By Sophie Rhéaume • November 25, 2017

How to Build a Thin Base Paver Driveway – Part 1


Paver Pete demonstrates how to pre-plan a driveway installation, perform an excavation and add a chemical amendment.


Paver Pete explains how to pre-plan your jobs and soil analysis. 


Pre-planning a job and analyzing the soils can save you time and money.

In this case, we dug a hole for our test a couple of weeks prior.

By sending soil samples to a lab, we received the data that allowed us to design this driveway with a thinner base, from 24 inches to 12 inches.


Contrary to what some people might think, the thickness of a base can’t be increased without compaction or using a geotextile fabric.

A subgrade needs to be classified and compacted.

 STEP 1: Amend the subgrade.

 In this case, we have a weak clay subgrade, so we used a type-S mortar mix for a chemical amendment. We also added a gradation amendment, ¾-inch clean stone, to increase its bearing ability.
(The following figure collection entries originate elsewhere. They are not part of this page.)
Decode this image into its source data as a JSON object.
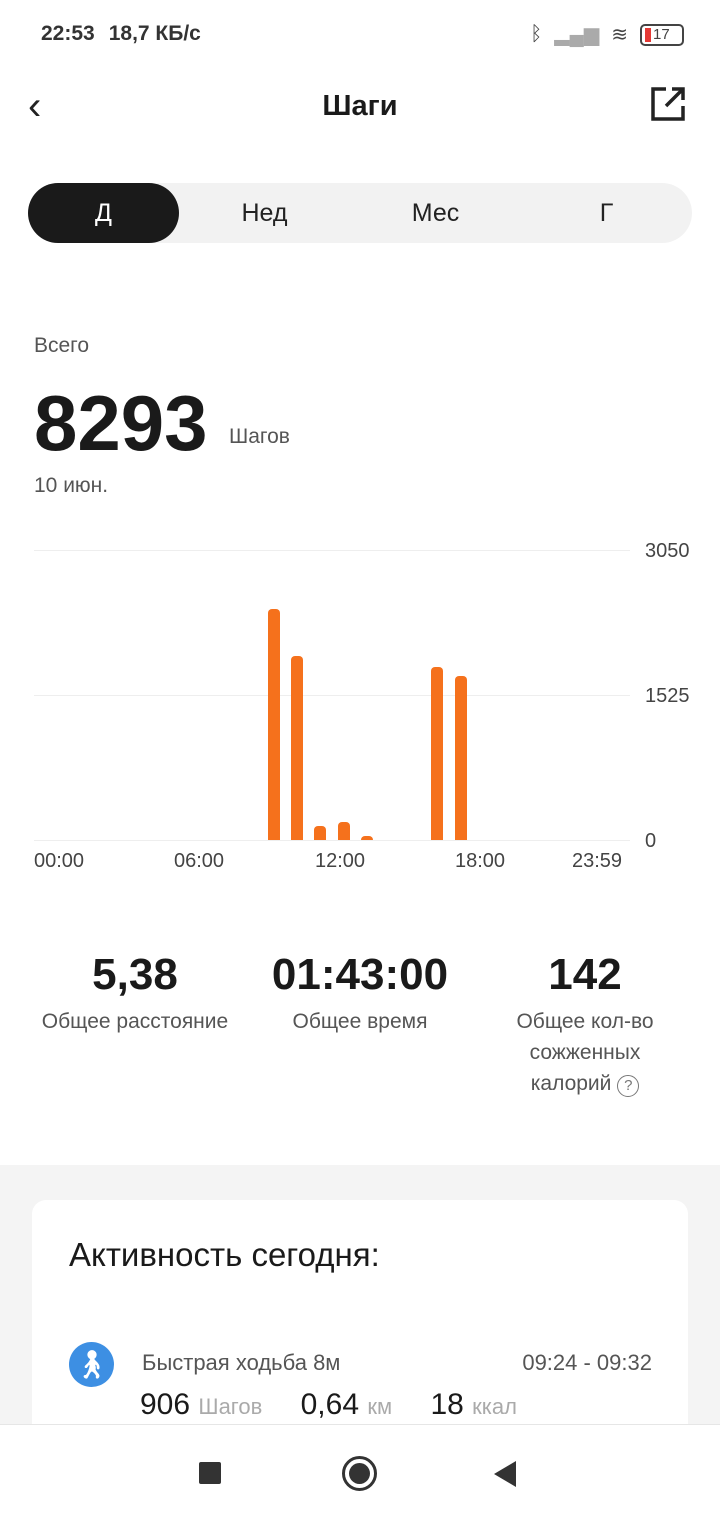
{
  "status_bar": {
    "time": "22:53",
    "speed": "18,7 КБ/с",
    "battery": "17"
  },
  "header": {
    "title": "Шаги"
  },
  "tabs": [
    {
      "label": "Д",
      "active": true
    },
    {
      "label": "Нед"
    },
    {
      "label": "Мес"
    },
    {
      "label": "Г"
    }
  ],
  "summary": {
    "label": "Всего",
    "value": "8293",
    "unit": "Шагов",
    "date": "10 июн."
  },
  "chart_data": {
    "type": "bar",
    "x_unit": "hour",
    "xlim": [
      "00:00",
      "23:59"
    ],
    "ylim": [
      0,
      3050
    ],
    "y_ticks": [
      "3050",
      "1525",
      "0"
    ],
    "x_ticks": [
      "00:00",
      "06:00",
      "12:00",
      "18:00",
      "23:59"
    ],
    "grid": true,
    "bar_color": "#f5711c",
    "hours": [
      9,
      10,
      11,
      12,
      13,
      16,
      17
    ],
    "values": [
      2432,
      1936,
      148,
      191,
      43,
      1819,
      1724
    ]
  },
  "stats": [
    {
      "value": "5,38",
      "label": "Общее расстояние"
    },
    {
      "value": "01:43:00",
      "label": "Общее время"
    },
    {
      "value": "142",
      "label": "Общее кол-во сожженных калорий"
    }
  ],
  "activity": {
    "title": "Активность сегодня:",
    "items": [
      {
        "name": "Быстрая ходьба 8м",
        "time": "09:24 - 09:32",
        "steps": "906",
        "steps_unit": "Шагов",
        "distance": "0,64",
        "distance_unit": "км",
        "kcal": "18",
        "kcal_unit": "ккал",
        "icon": "walking-icon",
        "icon_color": "#3d8fe3"
      }
    ]
  }
}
 STEP 2: Compact the subgrade.

 We used a 13,500-pound centrifugal force rated vibratory plate compactor and incorporated both amendments into the subgrade.


STEP 3: Add a geotextile with biaxial geogrid strength

STEP 4: Build the 12-inch base.

Excavation Costs

Paver Pete lists possible costs related to excavation on a driveway project.


Here are some important costs related to the excavated material:

  • Truck and driver
  • Distance to the dumpsite
  • Soil analysis fee at the dumpsite for presence of contaminants, petroleum and heavy metals

 By analyzing the soil and switching from a 24-inches base to a 12-inch base, the quantity of soil excavated diminishes and allows us to save a lot of money.

 excavation costds.jpg


Paver Pete explains why the current aggregate base should be removed.

In this case, an aggregate base had previously been installed.

The previous builders had told these homeowners to leave the base in for one year and it would naturally settle in and compact itself, than a driveway could be installed.

Now, it needs to be removed for the following reasons :

  • The subgrade has not been classified and compacted
  • No geotextile fabric has been installed
  • Current level of compaction is probably not optimal.


Adding a chemical amendment

Paver Pete demonstrates how to add a chemical amendment.

A granular amendment has been applied to the subgrade.

A chemical amendment needs to be added to it since it rained a lot in the previous weeks.

We chose a type S mortar mix.

We spreaded a 50-pound bag for a hundred square feet.

The product changes the chemistry of the clay, opening it up and drying it out.